La Russie a déclaré que des trains transportant les corps de soldats ukrainiens allaient bientôt se diriger vers la frontière ukrainienne, intensifiant les tensions entre les deux pays sur fond d’échec d’un échange de prisonniers et de dépouilles précédemment convenu.
Selon des sources russes, le transfert de plus de 6 000 corps avait été approuvé dans le cadre des négociations de paix organisées cette semaine à Istanbul, avec la médiation de la Turquie et le soutien diplomatique des États-Unis. D’après le ministère russe de la Défense, les corps ont été transférés vers une zone d’attente près de la localité de Novaya Guta, en Biélorussie, conditionnés dans des conteneurs hermétiques et transportés par 150 camions frigorifiques.
Cependant, à la dernière minute, la partie ukrainienne a refusé de participer à l’opération. Aucun représentant ukrainien ne s’est présenté sur le site prévu pour l’échange, et le convoi a été bloqué par les forces de sécurité ukrainiennes. Moscou a interprété cela comme une violation des accords précédents.
À Kiev, ces accusations ont été rejetées. Le chef du renseignement militaire ukrainien a déclaré que l’Ukraine respecte pleinement les engagements pris à Istanbul, précisant que le début des opérations de rapatriement était officiellement prévu pour la semaine suivante et que la partie russe en avait été informée à temps. « Tout se déroule comme prévu », a-t-il ajouté.
Une tentative d’échange de prisonniers de guerre et de corps samedi s’est soldée par un échec. La Russie a accusé l’Ukraine d’un retrait de dernière minute, tandis que les responsables ukrainiens ont dénoncé une « campagne de désinformation cynique » et une tentative d’instrumentalisation de questions humanitaires à des fins de propagande.
Par le passé, les échanges de prisonniers et de corps restaient une forme de coopération ponctuelle mais régulière entre les deux parties en guerre depuis trois ans. La question de l’échange humanitaire était d’ailleurs le seul résultat concret issu du second round de négociations à Istanbul.
Des images diffusées par le ministère russe de la Défense montrent des agents en combinaison de protection ouvrant les portes de camions contenant des dizaines de sacs hermétiques blancs. Selon la partie russe, les corps étaient prêts à être remis conformément aux normes humanitaires internationales. Une liste de 640 prisonniers ukrainiens a également été transmise — des jeunes soldats, des blessés graves et des malades.

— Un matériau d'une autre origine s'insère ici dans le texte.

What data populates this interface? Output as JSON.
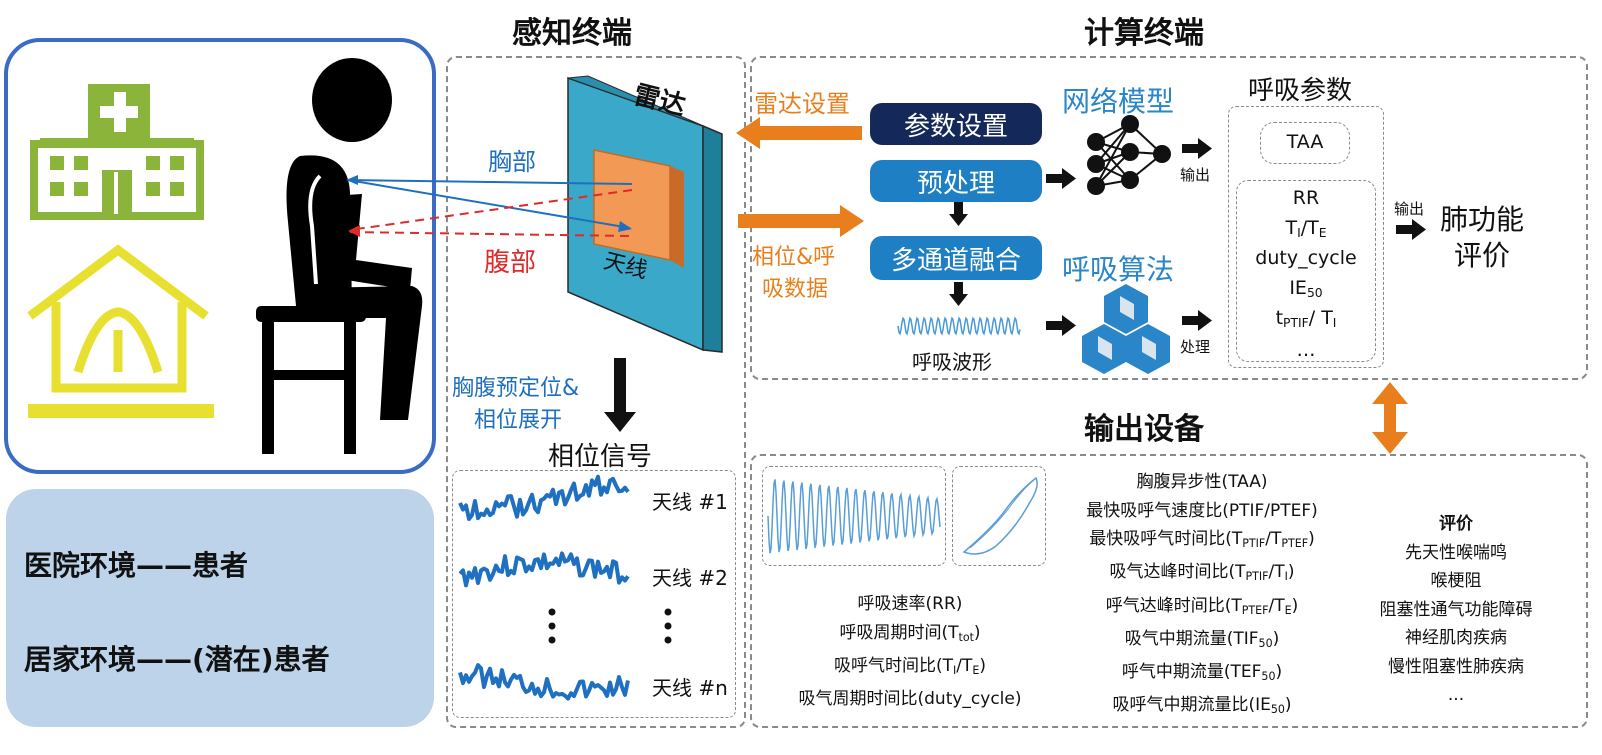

D’après des sources proches de la présidence ukrainienne, l’une des raisons du refus pourrait être l’absence de ressources budgétaires pour indemniser les familles des soldats tombés au combat. Cette difficulté financière pourrait également expliquer la réticence de Kiev à reconnaître officiellement l’ampleur des pertes.
Coup porté aux médiateurs
La suspension du rapatriement des corps et l’échec de l’échange de prisonniers ne constituent pas seulement un nouvel épisode dans l’affrontement politico-médiatique entre Moscou et Kiev : c’est également un coup dur porté à l’image des États qui ont joué un rôle de médiateur dans le processus de paix.
La Turquie, en particulier, avait accueilli les négociations et participé activement à la définition des modalités techniques des accords humanitaires, incluant la logistique, le format de transfert et la supervision par des organisations internationales. Depuis plusieurs mois, la diplomatie turque cherche à relancer un dialogue direct entre les belligérants, en s’affichant comme un pont neutre entre les deux camps. L’échec d’une opération humanitaire aussi symbolique érode sérieusement la confiance dans la capacité d’Ankara à influer efficacement sur le conflit.
La situation est tout aussi inconfortable pour les États-Unis, qui ont apporté leur soutien politique aux pourparlers, espérant une forme de désescalade, tant sur le plan intérieur en Ukraine que vis-à-vis des critiques internationales face à une guerre prolongée.
Des sources diplomatiques européennes rapportent que Washington a exercé des pressions sur Kiev afin de montrer une volonté de dialogue humanitaire. Mais le refus de procéder au rapatriement, surtout s’il s’avère motivé par des raisons financières, est perçu sur la scène internationale comme un net recul.
En coulisses, la question se pose désormais : si même un geste limité comme le transfert de corps est devenu impossible, sur quoi peut-on encore fonder l’espoir d’un accord plus large ? Les dommages en termes d’image affectent à la fois les médiateurs et les parties au conflit, mais ce sont surtout les efforts des tiers qui paraissent aujourd’hui les plus affaiblis.
Certains analystes estiment que cet épisode pourrait inciter les pays occidentaux à accentuer leur pression sur l’Ukraine pour qu’elle honore au moins ses engagements humanitaires. Quant à la Turquie, sa motivation à poursuivre activement son rôle de médiateur pourrait en être sérieusement réduite sans garanties minimales de résultats.